Roberto Muzzi, destino incrociato

Cuore biancoceleste, cresciuto nelle giovanili della Roma, in carriera ha vestito anche le maglie di Pisa, Cagliari, Udinese, Lazio, Torino e Padova. Nelle due stagioni in granata i suoi gol sono stati decisivi per la promozione in Serie A prima e per la salvezza poi
Roberto Muzzi, destino incrociato

Le impressioni di settembre del 1971 vengono descritte dalle parole di Mogol e di Mauro Pagani e trasformate in musica dalla Premiata Forneria Marconi. È l’avvento del rock progressivo in Italia, caratterizzato dal suono del moog, lo strumento simbolo di quel genere. Il mondo delle sette note piange ancora la scomparsa prematura di Jim Morrison, ma si prepara ad ascoltare una delle canzoni più famose di sempre: Imagine di John Lennon. Il giorno in cui termina l’estate del 1971, nasce Roberto Muzzi.

DEBUTTO IN GIALLOROSSO. Un ragazzo tenace e grintoso, che cresce a Marino, a pochi passi da Roma. Per gli abitanti dei Castelli alle porte della Capitale, la passione è una sola, quella per i colori biancocelesti. Muzzi, però, dopo aver tirato i primi calci tra le fila del Morena ed essere passato per la Procalcio Italia, inizia a giocare con le giovanili della Roma. Mostra coraggio e, soprattutto, fiuto del gol. È un attaccante di movimento, che può giocare anche d’appoggio al centravanti o partire largo dalla fascia. La grinta non gli manca, così come la forza fisica: sono le due caratteristiche che lo portano avanti, fino al debutto in Serie A. È l’11 febbraio 1990 e la Roma ospita l’Inter al Flaminio, dato che l’Olimpico è in manutenzione in vista dei Mondiali. Roberto entra al posto di Alessandro Cucciari e gioca l’ultimo spezzone di partita (nella stessa fa il suo esordio Fabio Petruzzi).

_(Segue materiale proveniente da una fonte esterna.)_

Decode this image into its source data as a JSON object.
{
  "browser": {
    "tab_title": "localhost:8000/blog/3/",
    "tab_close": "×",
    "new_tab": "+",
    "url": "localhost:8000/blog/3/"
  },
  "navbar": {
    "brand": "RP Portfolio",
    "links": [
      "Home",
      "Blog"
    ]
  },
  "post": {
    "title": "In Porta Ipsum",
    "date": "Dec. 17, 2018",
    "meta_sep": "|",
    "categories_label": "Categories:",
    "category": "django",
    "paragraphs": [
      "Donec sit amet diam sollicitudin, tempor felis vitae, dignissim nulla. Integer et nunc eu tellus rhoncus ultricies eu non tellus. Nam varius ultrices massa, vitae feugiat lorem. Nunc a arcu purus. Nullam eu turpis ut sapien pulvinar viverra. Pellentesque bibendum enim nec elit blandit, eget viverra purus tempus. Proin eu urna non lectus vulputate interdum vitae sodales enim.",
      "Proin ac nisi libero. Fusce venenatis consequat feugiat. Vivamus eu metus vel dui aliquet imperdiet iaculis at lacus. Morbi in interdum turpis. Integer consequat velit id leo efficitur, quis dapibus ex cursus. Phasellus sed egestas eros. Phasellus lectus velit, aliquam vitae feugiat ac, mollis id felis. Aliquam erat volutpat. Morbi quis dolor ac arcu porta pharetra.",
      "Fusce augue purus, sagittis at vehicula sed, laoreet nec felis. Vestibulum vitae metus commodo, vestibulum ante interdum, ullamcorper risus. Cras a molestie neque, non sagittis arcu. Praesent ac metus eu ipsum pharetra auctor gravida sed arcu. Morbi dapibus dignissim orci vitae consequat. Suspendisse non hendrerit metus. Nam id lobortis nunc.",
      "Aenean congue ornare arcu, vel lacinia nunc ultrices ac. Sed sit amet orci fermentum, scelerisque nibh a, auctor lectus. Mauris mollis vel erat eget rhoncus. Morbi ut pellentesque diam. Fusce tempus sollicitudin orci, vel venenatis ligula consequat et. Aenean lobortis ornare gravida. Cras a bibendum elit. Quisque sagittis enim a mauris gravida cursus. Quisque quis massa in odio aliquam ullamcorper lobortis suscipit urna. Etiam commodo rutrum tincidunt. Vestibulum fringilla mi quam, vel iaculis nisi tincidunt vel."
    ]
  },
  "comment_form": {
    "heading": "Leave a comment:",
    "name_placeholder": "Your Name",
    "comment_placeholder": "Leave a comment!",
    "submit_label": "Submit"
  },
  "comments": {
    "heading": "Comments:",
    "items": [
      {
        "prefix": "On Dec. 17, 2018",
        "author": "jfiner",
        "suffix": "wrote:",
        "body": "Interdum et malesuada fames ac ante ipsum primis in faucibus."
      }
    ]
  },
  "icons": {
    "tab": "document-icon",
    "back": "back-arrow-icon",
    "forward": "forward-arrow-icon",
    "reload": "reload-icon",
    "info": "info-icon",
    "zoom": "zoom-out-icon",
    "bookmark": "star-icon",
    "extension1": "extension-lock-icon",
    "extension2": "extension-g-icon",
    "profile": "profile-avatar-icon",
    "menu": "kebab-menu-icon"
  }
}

In quella stagione, però, Gigi Radice non gli dà ulteriore spazio e Muzzi si accontenta vincendo il campionato Primavera. L’anno successivo trionfa al Torneo di Viareggio e segna il suo primo gol in Serie A, l’11 novembre 1990 nel 4-1 contro il Cesena. Sulla panchina giallorossa passano Ottavio Bianchi, Vujadin Boskov e Carlo Mazzone. Nel frattempo arriva il successo agli Europei del 1992 con l’Under 21.

 
BOMBER CON LA VALIGIA. “Er Sor Magara”, però, non riesce a trovare il ruolo adatto all’attaccante: non capisce se è un bicchiere mezzo vuoto o mezzo pieno e lo lascia andare in prestito al Pisa. Quando poi Roberto torna nella Capitale, viene ceduto a titolo definitivo al Cagliari. In Sardegna trova il maestro Oscar Tabarez, che lo forgia e lo trasforma in un giocatore vero e proprio. Con la maglia rossoblù Muzzi si mette in mostra con continuità e viene nuovamente convocato da Cesare Maldini per gli Europei Under 21: arriva un altro trionfo. Dopo cinque anni al Cagliari passa all’Udinese e con i friulani gioca quattro stagioni per poi indossare la maglia dei suoi sogni, quella della Lazio. Con i biancocelesti resta poco, appena due anni (più una sola presenza nella stagione 2005-06), ma risulta una pedina fondamentale nella rincorsa alla salvezza della squadra capitolina: con un gol al Palermo scaccia via gli incubi della retrocessione.

GIOIE GRANATA. La stagione seguente, Muzzi finisce comunque tra i cadetti, per aiutare il Torino a risalire verso la Serie A. Insieme ad Elvis Abbruscato e a Roberto Stellone guida l’attacco granata fino alla qualificazione ai playoff e alla promozione nel massimo campionato, ottenuta segnando nella finale vinta ai supplementari contro il Mantova. L’anno successivo è di nuovo in Serie A e a dare forma alle manovre offensive del Torino c’è Alessandro Rosina: la sua fantasia e il suo estro sono l’arma in più per Alberto Zaccheroni, ma l’allenatore viene esonerato quando la squadra naviga nelle tortuose acque della zona retrocessione. In panchina arriva Gianni De Biasi e i granata risalgono la china, ma quando mancano tre giornate alla fine del campionato è ancora tutto da decidere. Il Torino deve affrontare la Roma all’Olimpico e Muzzi è tra i titolari. Dopo 14’ segna il gol dell’ex ed è il gol più importante della stagione, perché allontana il terrore della Serie B e consente al Torino di conquistare tre punti fondamentali per la salvezza. È il suo ultimo timbro in Serie A, poi finisce al Padova per chiudere la carriera.